Add to that you've cancelled your AOPA membership over his response. That's certainly your right, but even if you feel offended by Mark, he is but one person in a large organization. Don't let one person ruin your support. I believe in and support the work that AOPA does for general aviation and have been a proud member for over 23 years, even though I haven't flown GA since 2001.

AOPA helped save my home airport back in the early '90's and I will forever be grateful.

GP
 
The argument is preposterous. It assumes that everyone will fly to 65. It assumes that pilots age 60 and up are equally distributed among airlines.

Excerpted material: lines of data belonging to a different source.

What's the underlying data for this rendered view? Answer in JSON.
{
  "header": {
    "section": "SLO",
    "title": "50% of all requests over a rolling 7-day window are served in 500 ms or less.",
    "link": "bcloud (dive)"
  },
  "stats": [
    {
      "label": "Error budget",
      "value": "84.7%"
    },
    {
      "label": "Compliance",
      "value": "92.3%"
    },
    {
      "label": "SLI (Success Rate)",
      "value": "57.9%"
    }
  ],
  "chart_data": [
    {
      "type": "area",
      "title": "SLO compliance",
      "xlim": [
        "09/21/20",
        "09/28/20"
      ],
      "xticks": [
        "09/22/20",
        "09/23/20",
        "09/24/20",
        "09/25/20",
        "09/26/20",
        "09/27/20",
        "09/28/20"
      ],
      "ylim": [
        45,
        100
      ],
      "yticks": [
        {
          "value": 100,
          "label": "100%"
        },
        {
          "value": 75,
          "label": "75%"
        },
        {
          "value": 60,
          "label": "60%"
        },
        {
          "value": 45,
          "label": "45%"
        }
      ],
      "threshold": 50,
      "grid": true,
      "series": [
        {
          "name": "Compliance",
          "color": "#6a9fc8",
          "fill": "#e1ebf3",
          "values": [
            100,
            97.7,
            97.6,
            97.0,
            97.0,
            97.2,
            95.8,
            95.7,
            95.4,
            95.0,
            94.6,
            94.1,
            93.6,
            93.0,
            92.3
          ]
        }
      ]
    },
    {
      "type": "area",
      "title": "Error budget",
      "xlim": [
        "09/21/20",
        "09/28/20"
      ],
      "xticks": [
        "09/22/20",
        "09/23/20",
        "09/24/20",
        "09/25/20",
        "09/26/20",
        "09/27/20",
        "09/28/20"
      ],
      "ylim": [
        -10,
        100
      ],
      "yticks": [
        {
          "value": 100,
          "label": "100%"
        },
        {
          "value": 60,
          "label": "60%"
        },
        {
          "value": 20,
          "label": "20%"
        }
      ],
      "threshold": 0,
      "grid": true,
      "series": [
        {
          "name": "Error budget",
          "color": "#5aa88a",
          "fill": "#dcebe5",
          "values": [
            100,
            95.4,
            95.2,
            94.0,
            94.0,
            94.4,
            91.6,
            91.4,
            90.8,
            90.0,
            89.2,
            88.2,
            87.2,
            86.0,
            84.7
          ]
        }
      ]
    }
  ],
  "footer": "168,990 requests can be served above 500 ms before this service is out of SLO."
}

It assumes that the airlines will not grow, e.g., add equipment, expand, increase flying. It's a tempting argument for you, as you are illogically opposed to eliminating the bonus you thought you were going to realize related to discriminatory mandatory retirement, but you might want to try out a correspondence course in logic to overcome your obvious limitation in that area.

CU,
Anyone who can pass the physical will fly to 65...to not fly until 65 would be "preposterous." At that seniority, it is almost free money.
Anyone near 60 just got a 5 year bonus. Anyone under 55 just got screwed (especially FOs).
Personally, I can recognize that timing is everything, so I don't get upset about anything BUT people who try and pass off the "but you get 5 more left seat years too" arguement...simply false.
Sorry for thread creep...
 
I'm at a loss to understand the argument. Age 65 was a juggernaught that was coming no matter what any union or pilot organization had to say about it.

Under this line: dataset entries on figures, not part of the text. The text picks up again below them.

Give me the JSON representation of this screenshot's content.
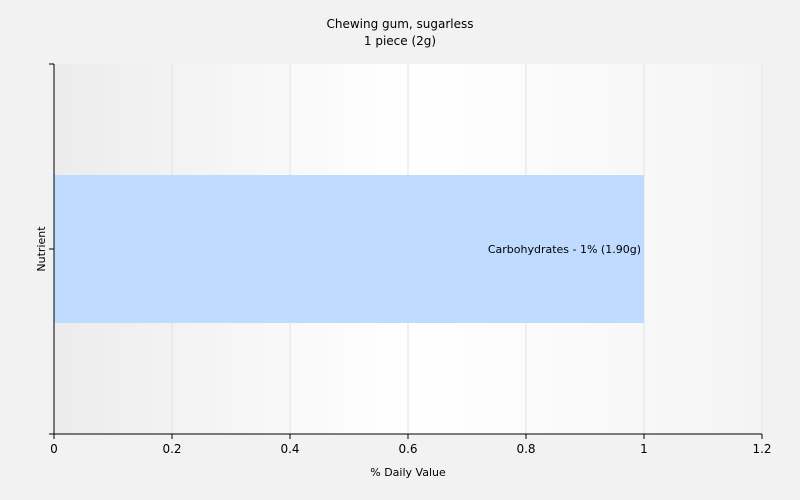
{
  "chart_data": {
    "type": "bar",
    "orientation": "horizontal",
    "title": "Chewing gum, sugarless",
    "subtitle": "1 piece (2g)",
    "xlabel": "% Daily Value",
    "ylabel": "Nutrient",
    "xlim": [
      0,
      1.2
    ],
    "xticks": [
      "0",
      "0.2",
      "0.4",
      "0.6",
      "0.8",
      "1",
      "1.2"
    ],
    "grid": true,
    "categories": [
      "Carbohydrates"
    ],
    "values": [
      1
    ],
    "bar_labels": [
      "Carbohydrates - 1% (1.90g)"
    ],
    "colors": {
      "bar": "#bfdbff",
      "background": "#f2f2f2",
      "axis": "#000000"
    }
  }
}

The rest of the world is age 65 and it wasn't likely that the US, expecting to participate in world aviation, was going to be a holdout. Age 65 was guaranteed to pass just as your local Congressman was guaranteed to get his pork barrel money for a worthless project in your district. That's politics! Pilots have a long ways to go to understand how politics works. And yes, we are whiners! Big time. But we refuse to put our money where our mouths are. That's the difference between us and the rest of the world.
 
The argument is preposterous. It assumes that everyone will fly to 65. It assumes that pilots age 60 and up are equally distributed among airlines. It assumes that the airlines will not grow, e.g., add equipment, expand, increase flying. It's a tempting argument for you, as you are illogically opposed to eliminating the bonus you thought you were going to realize related to discriminatory mandatory retirement, but you might want to try out a correspondence course in logic to overcome your obvious limitation in that area.

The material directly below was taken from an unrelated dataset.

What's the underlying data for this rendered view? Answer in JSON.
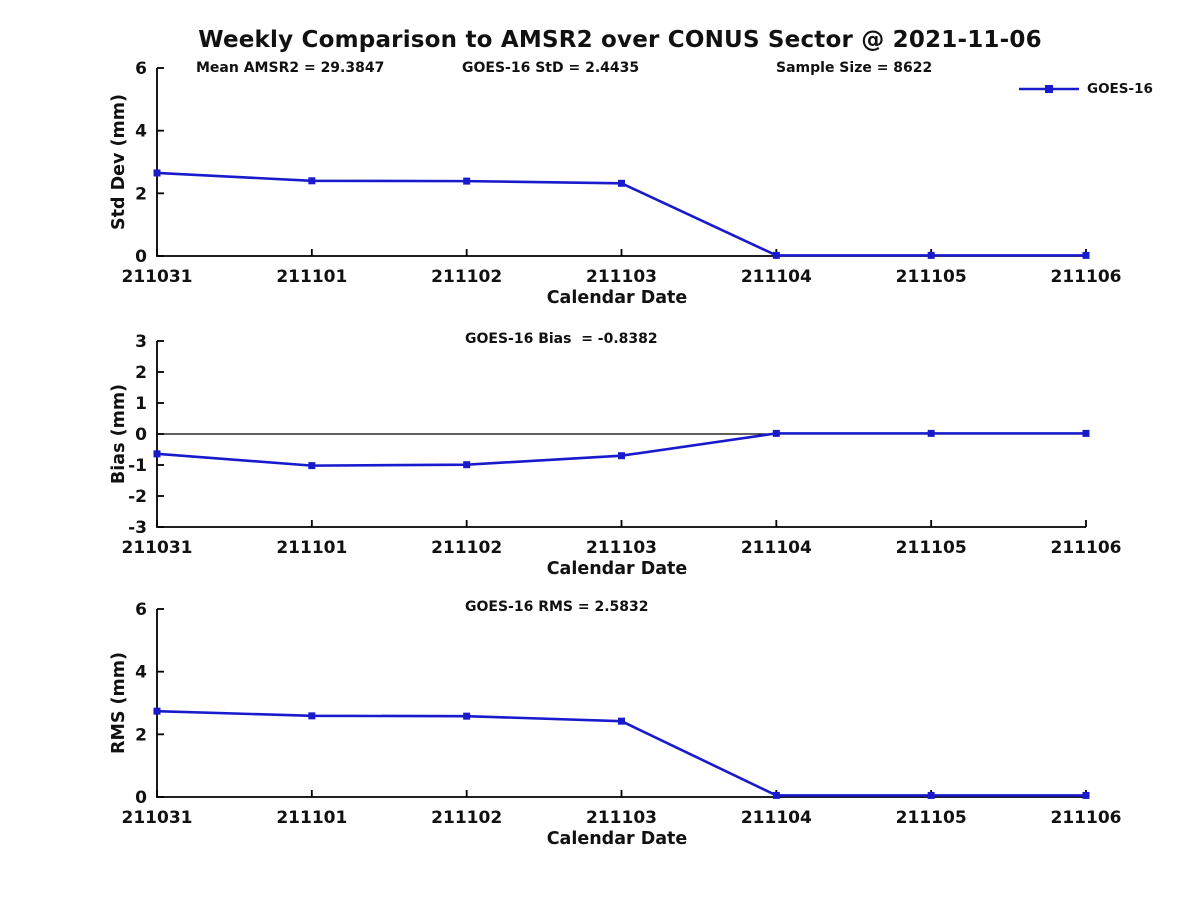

The bonus I thought I was getting? If by bonus you mean the exact same career expectation based on the mandatory retirement age of 60 as every single airline pilot in the nation has had every single day of their career up until now, then you are the one who needs a correspondence course in logic. You obviouslly are elated to get free money in the bonus round and you don't care where that money is going to come from. Fine, you can admit that or not, but to try and cloud the issue with trivial hyperbole about differing growth rates and not 100% of everyone staying til 65 (which I addressed in my original arguement anyway) is disingenuous at best. But go ahead and use it if it makes you feel better.

You were just gifted 5 free years in the bonus round, with 100% of your age 60 enhanced seniority and career long progression. You will use that free gift to hold back the careers of others junior to you in a manner in which your's was never held back. How future negotiating teams will have to equalize the actuarials of this new expense to the company is not your problem. Keep your seat, your seniority, your pay and your quality of life with zero additional cost or risk to yourself and let others junior to you worry about how to pay for it later. Nice.
 
Cancelled mine years ago, after 9/11

Didn't believe they represented my beliefs concerning GA and aviation in general.

AOPA has its faults but they stood up to the FAA when they proposed very strict medical standards for all classes of medicals. AOPA said like hell you will and the FAA backed down. ALPA and APA didn't do this, AOPA did. For that it's worth the price of membership.